J. van Goor, Indische avonturen. Opmerkelijke ontmoetingen met een andere wereld (Den Haag: Sdu uitgevers, 2000, 294 blz., ƒ39,90, ISBN 90 12 08854 2).

De ontmoeting tussen personen en instellingen uit de Aziatische en Europese wereld vanaf de zeventiende eeuw vormt het verbindende element tussen de negen opstellen in deze bundel, die alle eerder zijn gepubliceerd, zij het soms in wat andere vorm. Van Goor voert een bont gezelschap ten tonele: van overijverige Nederlandse dominees tot militairen die deserteerden uit het leger van de VOC, van de etnoloog Nieuwenhuis die in 1896-1897 het hart van Borneo verkende tot een aantal Nederlandse politici, journalisten en kunstenaars die Tropisch Nederland in het Interbellum bezochten. Deze opsomming maakt duidelijk dat het hier geen vrijblijvende,

(2)

Recensies 501

toeristische, ontmoetingen betrof: de door Van Goor beschreven Nederlanders kwamen naar den vreemde met een doel.

Dat geldt zeker ook voor de uiterst succesvolle Nederlandse handelsorganisatie die in Azië opereerde, de VOC. In twee algemene opstellen ontrafelt Van Goor 'het raadsel van de VOC'. Hoe kon een handelsonderneming uitgroeien tot een grote politieke mogendheid in Zuidoost-Azië, wat was het karakter van die staat en in hoeverre vormden de VOC-vestingen ook een cultureel bruggenhoofd tussen de Europese en Aziatische wereld.

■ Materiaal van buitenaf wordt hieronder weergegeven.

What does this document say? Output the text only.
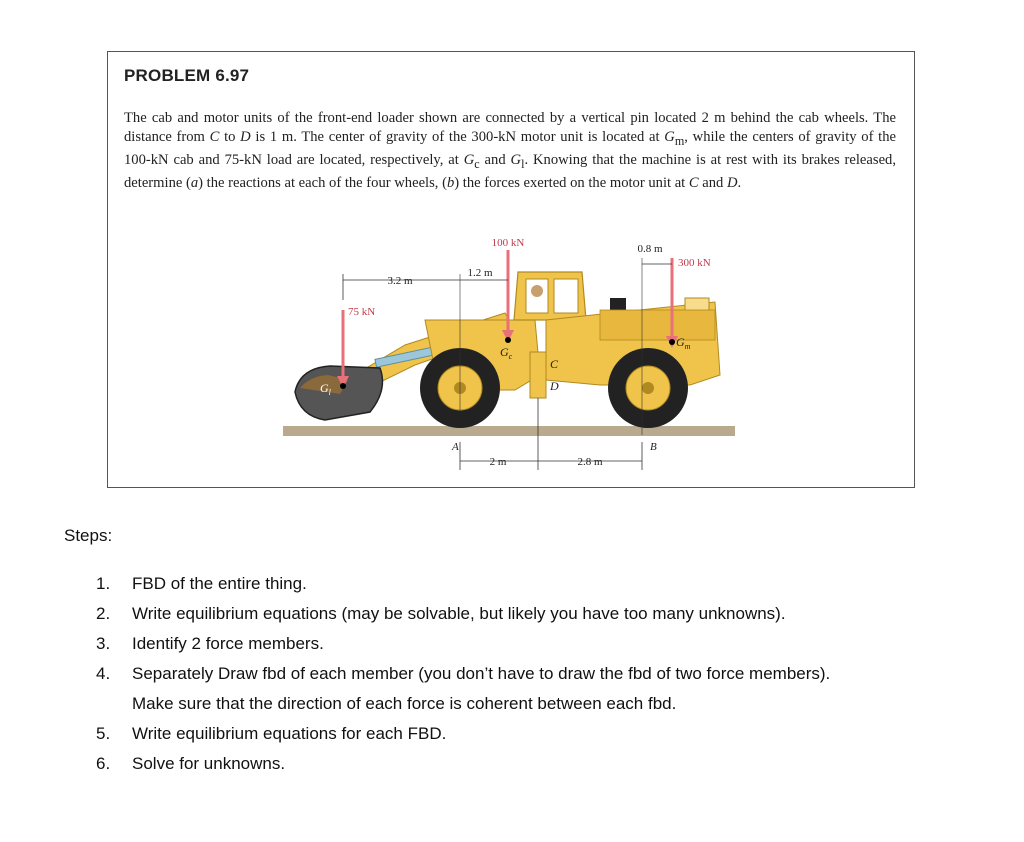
PROBLEM 6.97
The cab and motor units of the front-end loader shown are connected by a vertical pin located 2 m behind the cab wheels. The distance from C to D is 1 m. The center of gravity of the 300-kN motor unit is located at $G_m$, while the centers of gravity of the 100-kN cab and 75-kN load are located, respectively, at $G_c$ and $G_l$. Knowing that the machine is at rest with its brakes released, determine (a) the reactions at each of the four wheels, (b) the forces exerted on the motor unit at C and D.
100 kN
300 kN
75 kN
3.2 m
1.2 m
0.8 m
2 m	2.8 m
A	B
C
D
$G_c$
$G_m$
$G_l$
Steps:
1. FBD of the entire thing.
2. Write equilibrium equations (may be solvable, but likely you have too many unknowns).
3. Identify 2 force members.
4. Separately Draw fbd of each member (you don’t have to draw the fbd of two force members).
Make sure that the direction of each force is coherent between each fbd.
5. Write equilibrium equations for each FBD.
6. Solve for unknowns.
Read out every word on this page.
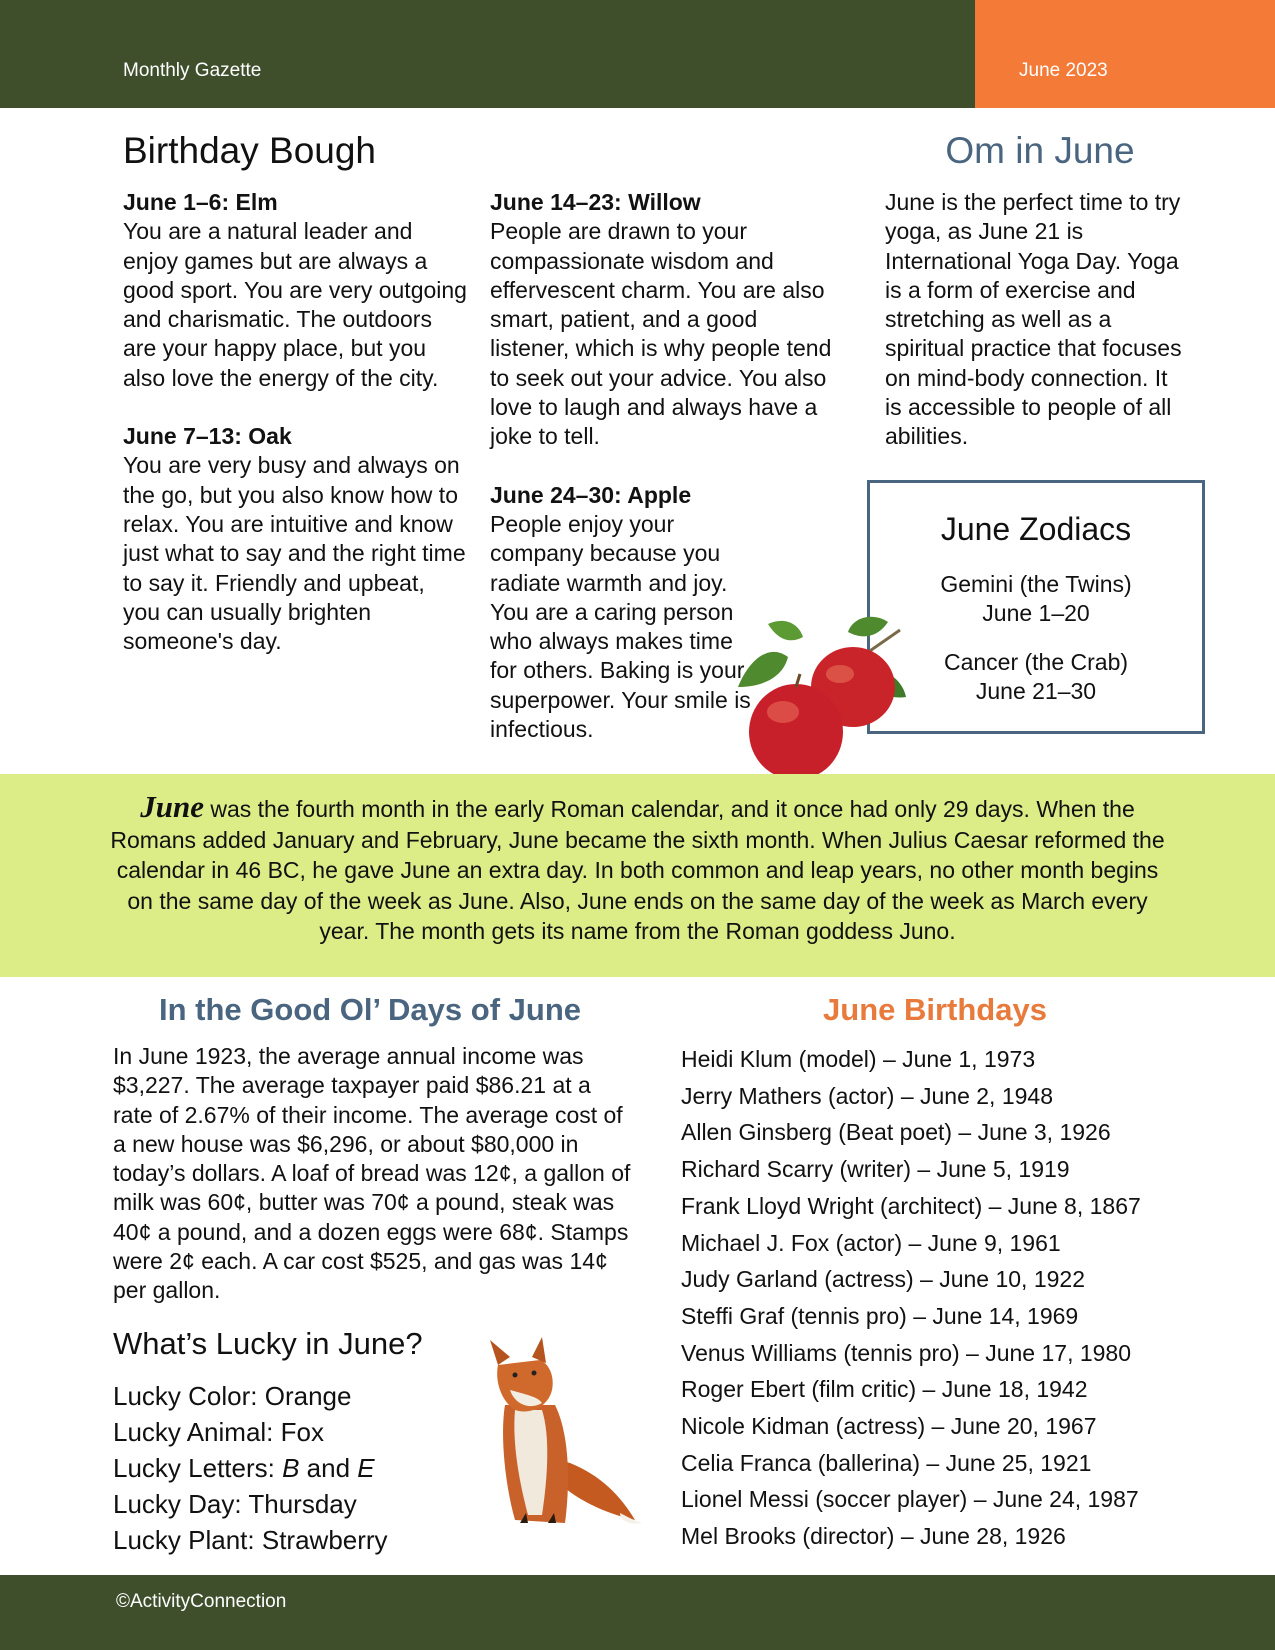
Monthly Gazette	June 2023
Birthday Bough
June 1–6: Elm

You are a natural leader and enjoy games but are always a good sport. You are very outgoing and charismatic. The outdoors are your happy place, but you also love the energy of the city.

June 7–13: Oak

You are very busy and always on the go, but you also know how to relax. You are intuitive and know just what to say and the right time to say it. Friendly and upbeat, you can usually brighten someone's day.

June 14–23: Willow

People are drawn to your compassionate wisdom and effervescent charm. You are also smart, patient, and a good listener, which is why people tend to seek out your advice. You also love to laugh and always have a joke to tell.

June 24–30: Apple

People enjoy your company because you radiate warmth and joy. You are a caring person who always makes time for others. Baking is your superpower. Your smile is infectious.

Om in June

June is the perfect time to try yoga, as June 21 is International Yoga Day. Yoga is a form of exercise and stretching as well as a spiritual practice that focuses on mind-body connection. It is accessible to people of all abilities.

June Zodiacs
Gemini (the Twins)
June 1–20
Cancer (the Crab)
June 21–30

June was the fourth month in the early Roman calendar, and it once had only 29 days. When the Romans added January and February, June became the sixth month. When Julius Caesar reformed the calendar in 46 BC, he gave June an extra day. In both common and leap years, no other month begins on the same day of the week as June. Also, June ends on the same day of the week as March every year. The month gets its name from the Roman goddess Juno.

In the Good Ol’ Days of June

In June 1923, the average annual income was $3,227. The average taxpayer paid $86.21 at a rate of 2.67% of their income. The average cost of a new house was $6,296, or about $80,000 in today’s dollars. A loaf of bread was 12¢, a gallon of milk was 60¢, butter was 70¢ a pound, steak was 40¢ a pound, and a dozen eggs were 68¢. Stamps were 2¢ each. A car cost $525, and gas was 14¢ per gallon.

What’s Lucky in June?
Lucky Color: Orange
Lucky Animal: Fox
Lucky Letters: B and E
Lucky Day: Thursday
Lucky Plant: Strawberry
June Birthdays
Heidi Klum (model) – June 1, 1973
Jerry Mathers (actor) – June 2, 1948
Allen Ginsberg (Beat poet) – June 3, 1926
Richard Scarry (writer) – June 5, 1919
Frank Lloyd Wright (architect) – June 8, 1867
Michael J. Fox (actor) – June 9, 1961
Judy Garland (actress) – June 10, 1922
Steffi Graf (tennis pro) – June 14, 1969
Venus Williams (tennis pro) – June 17, 1980
Roger Ebert (film critic) – June 18, 1942
Nicole Kidman (actress) – June 20, 1967
Celia Franca (ballerina) – June 25, 1921
Lionel Messi (soccer player) – June 24, 1987
Mel Brooks (director) – June 28, 1926
©ActivityConnection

Op overtuigende wijze maakt Van Goor duidelijk dat het antwoord op de eerste vraag niet alleen in Europa moet worden gezocht, maar vooral ook in Azië. De scherpe politieke rivaliteit in Zuidoost-Azië waar een sterke centrale macht ontbrak in de jaren dat de VOC haar entree maakte, gekoppeld aan de omstandigheid dat de handel in hoge mate een functie was van het inheemse politieke leven, dwong de Compagnie om zich in kostbare 'prinselijke avonturen' te storten als zij zaken wilde doen. Tegen heug en meug bouwde de VOC zo om economische redenen tegelijk met haar handelsnetwerk een politiek netwerk op bestaande uit bondgenoten en vazallen. Een hybride organisatie was het resultaat: een Europese handelsorganisatie die tegelijkertijd optrad als een Aziatische staat, in Zuidoost-Azië zelfs de eerste onder zijn gelijken. Waar het centrale gezag sterker was, zoals in India en Thailand, bleef de politieke rol van de VOC veel bescheidener; daar was zij hooguit eerste onder de Europese handelaren, die zich zo nodig letterlijk voor de vorst in het stof wierp, zoals in het opstel over Constantijn Phaulkon, de Griekse adviseur in dienst van de koning van Siam, wordt verhaald. Hoe sterk het economisch motief het politieke handelen van de VOC bepaalde, wordt geïllustreerd in de opstellen over de culturele brugfunctie van de VOC. Christendom en westers onderwijs werden door de VOC slechts bevorderd als het haar positie ten goede kwam; gedreven predikanten die de handelsrust verstoorden, werden zonder mankeren naar Batavia gezonden.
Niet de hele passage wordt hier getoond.